We suggest the answer is to be found in a mix of wrong policies, unassigned accountability, too ambitious agendas backed by limited resources, exaggerate dependence on Member States on policy decisions in areas where greater responsibility should sit within the Union as a whole. The co-existence of all these factors is paradoxically mutually convenient both for national politicians, who have a scapegoat when their policies go awry, and for European officials who can act as impartial technocrats without the need to go through gruelling (re)election campaigns. The Union today is a convenient and ambiguous wedding of interests where parties specialize in pursuing their own self-interests. It is however a fragile Union, one lacking appropriate mechanisms for adjusting to crises and challenges which are increasingly relevant in contemporary societies.

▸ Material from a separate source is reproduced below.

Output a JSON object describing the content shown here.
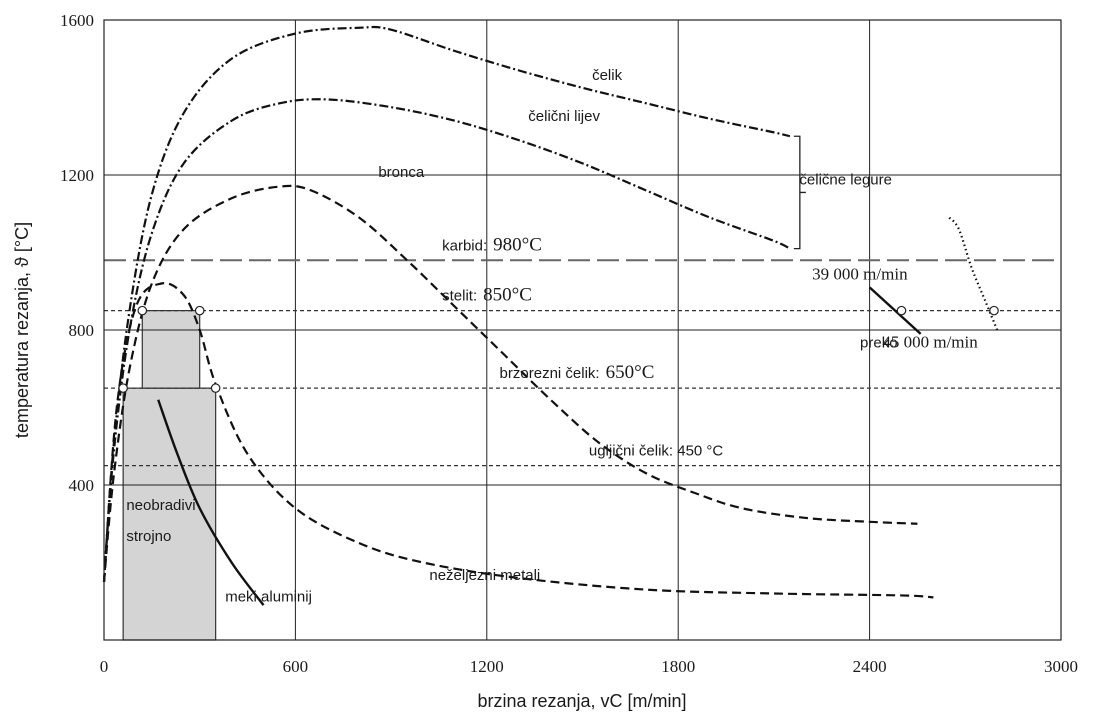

This is the obscure disease affecting the dream of generations who grew up finding it natural to travel freely through Europe and perceiving such travel as a formative experience similarly to the German artists who found the “grand tour” of Southern Europe an essential part of their bildung. Recently, then, Europe lost its final bastion: Angela Merkel. She grew up on the other side of a wall, the destruction of which motivated the West during the time of her political development. As a chancellor, she ran a country being able to export more than China and, for a decade, stabilized a continent in decline. With her leaving the scene, there is no sense of leadership guiding Europe, besides decrepit parties with stale European notions: the ten ideas could not be timelier.